When NZ Didn’t Capitulate To The Smoking and Vaping Deathmongers – a forlorn fantasy
Guardians of Breath - When Aotearoa Chose Life Over Lobbyists
There are rare moments in political history when a government doesn’t just pass a law, it takes a stand for civilisation itself.
March 2024 was one such moment. The coalition government of the day, under immense pressure from tobacco lobbyists, ideological zealots and the machinery of short-term political convenience, made a different choice. They chose to stand firm.
Despite fierce lobbying from Philip Morris and whispered deals in back corridors, the Government reaffirmed the Smokefree Generation law. No tobacco for anyone born after 1 January 2009. Low-nicotine cigarette mandates remained intact. Retail outlets continued to reduce, particularly in vulnerable and high-harm communities.

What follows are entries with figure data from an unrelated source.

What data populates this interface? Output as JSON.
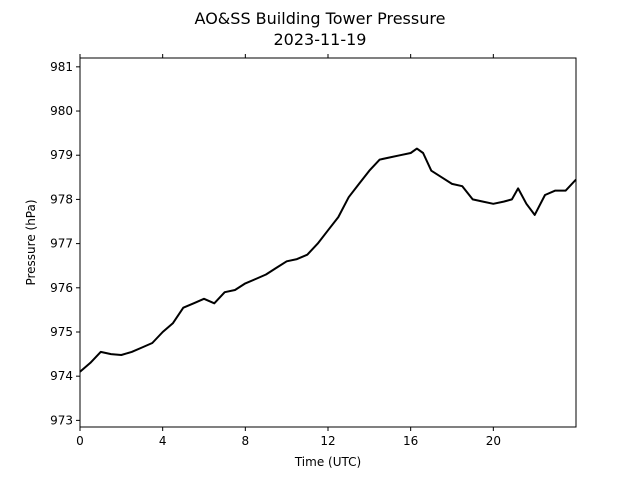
{
  "chart_data": {
    "type": "line",
    "title": "AO&SS Building Tower Pressure",
    "subtitle": "2023-11-19",
    "xlabel": "Time (UTC)",
    "ylabel": "Pressure (hPa)",
    "xlim": [
      0,
      24
    ],
    "ylim": [
      972.85,
      981.2
    ],
    "xticks": [
      0,
      4,
      8,
      12,
      16,
      20
    ],
    "yticks": [
      973,
      974,
      975,
      976,
      977,
      978,
      979,
      980,
      981
    ],
    "grid": false,
    "legend": "none",
    "line_color": "#000000",
    "series": [
      {
        "x": [
          0,
          0.5,
          1,
          1.5,
          2,
          2.5,
          3,
          3.5,
          4,
          4.5,
          5,
          5.5,
          6,
          6.5,
          7,
          7.5,
          8,
          8.5,
          9,
          9.5,
          10,
          10.5,
          11,
          11.5,
          12,
          12.5,
          13,
          13.5,
          14,
          14.5,
          15,
          15.5,
          16,
          16.3,
          16.6,
          17,
          17.5,
          18,
          18.5,
          19,
          19.5,
          20,
          20.5,
          20.9,
          21.2,
          21.6,
          22,
          22.5,
          23,
          23.5,
          24
        ],
        "values": [
          974.1,
          974.3,
          974.55,
          974.5,
          974.48,
          974.55,
          974.65,
          974.75,
          975.0,
          975.2,
          975.55,
          975.65,
          975.75,
          975.65,
          975.9,
          975.95,
          976.1,
          976.2,
          976.3,
          976.45,
          976.6,
          976.65,
          976.75,
          977.0,
          977.3,
          977.6,
          978.05,
          978.35,
          978.65,
          978.9,
          978.95,
          979.0,
          979.05,
          979.15,
          979.05,
          978.65,
          978.5,
          978.35,
          978.3,
          978.0,
          977.95,
          977.9,
          977.95,
          978.0,
          978.25,
          977.9,
          977.65,
          978.1,
          978.2,
          978.2,
          978.45
        ]
      }
    ]
  }
}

This was not policy by poll. It was leadership by principle.
The Air We Saved
While others argued for “freedom to choose,” this government remembered that addiction is not a choice, it’s a trap and one set deliberately and generationally by billion-dollar industries that profit off suffering.
Instead of capitulating to these powers, Associate Health Minister Casey Costello, flanked by Māori health leaders and community advocates, announced a recommitment to the Smokefree 2025 goal.
“We are not here to negotiate with addiction,” she said. “We are here to dismantle it”, and with that, Aotearoa did something rare and radical - it put people before profit.
Real Partnership, Real Tiriti Honour
For Māori communities, it was more than a health win. It was a Treaty win.
The government embraced co-design and consultation as the backbone of its approach. Organisations like Hāpai Te Hauora and Health Coalition Aotearoa weren’t just heard, they were heeded. Policy was shaped in tandem with those most affected by tobacco harm, not imposed upon them from a sterile office block in Wellington.
The message was clear - your health, your voice, your tino rangatiratanga.
For the Children Yet Unborn
The moral courage to hold the line was not hypothetical. It was generational. The law would mean that by 2027, every 18-year-old in Aotearoa would be legally unable to buy tobacco. Smoking initiation rates, especially among Māori rangatahi, would plummet and for the first time in our nation's history, the cycle of lung disease, poverty and early death would show signs of breaking. This wasn’t policy for headlines. It was for whakapapa.
They didn’t sell the future. They safeguarded it.
Government Press Release
FOR IMMEDIATE RELEASE
“Aotearoa Breathes - Future-Proofing Health and Honour”
Today, the Government of New Zealand reaffirms its position as a world leader in public health by upholding the landmark Smokefree Generation law, a bold step towards ending tobacco addiction and honouring our commitment to Te Tiriti o Waitangi.
“The world is watching,” said Associate Health Minister Casey Costello, “and we are proud to lead not with fear, but with integrity.”
Highlights -
Tobacco sales banned for anyone born after 2009
Projected drop of 80% in youth smoking by 2030
Treaty-based partnership embedded in enforcement and education
Public health, not private profit, as the moral compass
This is what progress smells like: clean air, equity, and a future unbought.
Letter to the Editor – Māori Health Organisation
To the Editor,
Today, for once, I write not in anger but in tears of relief.
The Government’s decision to stand by the Smokefree Generation policy is a moment of genuine aroha, for our people, our mokopuna and our ancestors who fought to protect us from harm long before this legislation existed.
We’ve spent decades burying whānau far too soon. We have watched the tobacco industry profit from that pain, cloaked in white paper and red tape.
But this government said no. They said - not anymore and that matters. It tells our tamariki they are worth protecting. That their breath, their future and their dreams are not for sale.
— Dr Mereana Tipene, Director, Māori Smokefree Equity Network
Letter to the Editor – Individual Impact
To the Editor,
I don’t usually write letters like this, but today I had to.
My son turned 13 last week. He’s bright, funny, curious and he will never, ever be legally sold a cigarette in this country. That is a miracle.
You can’t measure the relief I feel, knowing he won’t grow up in the shadow of addiction that stole so much from my own whānau. For once, policy didn’t just listen, it protected. It loved us back. That’s what this feels like. Love, written into law.
To everyone who fought for this, thank you and to everyone else - please, never stop fighting for what’s right.